In The Black Market of Data Jud Valeski clearly lays the ground for why the market came to be. APIs have largely been the driving force behind thousands of mashups and innovative applications created over the past few years. The underlying force has been the data that has been exposed by the publishers API and consumed by applications that needed it. Data is King and both the API publisher and API consumer are clearly aware of that. However, what is interesting to note is that the data that the API consumer thinks is valuable is not always being exposed by the API directly. There's a need that is not getting met easily. Think about all your personal data in various social sites, that several companies would love to get a handle on to understand and market appropriate products to you.

Valeski lists down three players in the game:

  • The user who signs up at a site and agrees to the Terms and Conditions at the site regarding usage of his/her personal data.
  • The publisher of that site, who creates an API and exposes relevant data.
  • Organizations or applications that use that API to access the data exposed.

API Publishers are very clear in the terms about not exposing private data to API consumers. However, it is likely that the information that the API consumers need or most value, is not being exposed by the API and hence one may resort to data scraping or go to companies that have already scraped this data and can provide it for a fee.

So what could be a solution to this problem? Obviously, any solution should and will not compromise on the user's privacy.

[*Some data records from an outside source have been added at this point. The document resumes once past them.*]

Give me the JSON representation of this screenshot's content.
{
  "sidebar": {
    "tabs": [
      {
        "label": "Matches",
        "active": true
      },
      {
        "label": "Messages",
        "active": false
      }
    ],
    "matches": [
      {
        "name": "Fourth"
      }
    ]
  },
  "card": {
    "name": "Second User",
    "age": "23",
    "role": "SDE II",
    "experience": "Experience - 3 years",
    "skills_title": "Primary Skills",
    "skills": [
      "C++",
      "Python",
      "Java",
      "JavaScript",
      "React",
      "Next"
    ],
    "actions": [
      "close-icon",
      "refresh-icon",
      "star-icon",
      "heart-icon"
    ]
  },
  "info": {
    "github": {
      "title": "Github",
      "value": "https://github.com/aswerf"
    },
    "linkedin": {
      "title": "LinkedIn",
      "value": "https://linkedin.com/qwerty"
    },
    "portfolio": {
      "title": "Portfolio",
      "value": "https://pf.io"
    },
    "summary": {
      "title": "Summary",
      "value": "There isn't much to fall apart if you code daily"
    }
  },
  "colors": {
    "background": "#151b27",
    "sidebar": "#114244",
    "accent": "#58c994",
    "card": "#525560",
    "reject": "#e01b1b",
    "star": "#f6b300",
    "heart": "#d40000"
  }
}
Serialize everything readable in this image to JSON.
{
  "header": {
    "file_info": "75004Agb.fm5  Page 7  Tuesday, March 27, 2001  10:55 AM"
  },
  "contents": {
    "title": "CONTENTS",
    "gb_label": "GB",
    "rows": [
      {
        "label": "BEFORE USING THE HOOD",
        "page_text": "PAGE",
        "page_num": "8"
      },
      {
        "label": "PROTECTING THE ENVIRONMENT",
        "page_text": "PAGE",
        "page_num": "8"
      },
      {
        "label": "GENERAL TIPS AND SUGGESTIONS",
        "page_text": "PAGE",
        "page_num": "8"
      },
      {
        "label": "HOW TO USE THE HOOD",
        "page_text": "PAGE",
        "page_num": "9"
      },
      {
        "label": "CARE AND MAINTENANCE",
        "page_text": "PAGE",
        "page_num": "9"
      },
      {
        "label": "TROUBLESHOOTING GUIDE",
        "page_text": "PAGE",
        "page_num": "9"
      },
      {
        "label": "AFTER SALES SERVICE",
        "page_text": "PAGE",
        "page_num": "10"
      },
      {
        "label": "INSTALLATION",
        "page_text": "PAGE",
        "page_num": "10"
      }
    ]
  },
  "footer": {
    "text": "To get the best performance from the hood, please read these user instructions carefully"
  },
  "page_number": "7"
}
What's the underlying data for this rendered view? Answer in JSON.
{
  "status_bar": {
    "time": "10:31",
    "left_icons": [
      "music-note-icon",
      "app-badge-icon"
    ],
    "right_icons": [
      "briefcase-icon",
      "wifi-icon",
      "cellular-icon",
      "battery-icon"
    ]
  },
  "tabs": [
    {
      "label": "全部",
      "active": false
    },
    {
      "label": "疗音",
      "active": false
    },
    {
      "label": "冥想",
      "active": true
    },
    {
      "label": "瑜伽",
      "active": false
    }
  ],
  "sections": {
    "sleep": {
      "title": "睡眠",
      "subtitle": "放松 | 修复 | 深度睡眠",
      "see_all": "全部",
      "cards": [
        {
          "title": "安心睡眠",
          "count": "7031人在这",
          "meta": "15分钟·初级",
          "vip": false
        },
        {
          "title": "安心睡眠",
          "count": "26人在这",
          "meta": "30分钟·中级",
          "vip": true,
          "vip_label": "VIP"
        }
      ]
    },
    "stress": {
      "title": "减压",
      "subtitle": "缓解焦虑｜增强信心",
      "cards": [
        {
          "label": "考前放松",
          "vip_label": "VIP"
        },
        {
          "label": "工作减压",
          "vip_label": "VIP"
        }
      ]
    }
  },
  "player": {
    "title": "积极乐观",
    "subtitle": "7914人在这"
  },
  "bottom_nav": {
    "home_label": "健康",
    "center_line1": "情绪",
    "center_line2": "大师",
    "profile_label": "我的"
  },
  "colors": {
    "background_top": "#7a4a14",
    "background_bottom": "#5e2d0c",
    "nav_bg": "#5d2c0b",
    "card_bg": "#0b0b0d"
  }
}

I think that is clearly laid down in the Terms of Service of the site and in good faith, that should be followed. The article suggests that the way to eliminate this black market would be to unlock the value of the data that resides in various sites. With appropriate permissions and a price, there could be a middle ground where the publisher exposes the data via the API and the API consumers will agree to paying the price to get access to the data. It is, as a recent guest post wrote, Data as a Service.

There is a very large amount of data that is already scattered around the many web sites that we visit. Currently, there is no order to what is the value of that data and it is straightforward to understand that producers and consumers of the data do not agree on what data should be exposed, thereby creating a black market where data is potentially scraped from sites, resulting in clear violation of Terms of Service. With necessary controls and permissions of all parties (producers, consumers and end users) and a fair market for pricing data, it makes for interesting times ahead.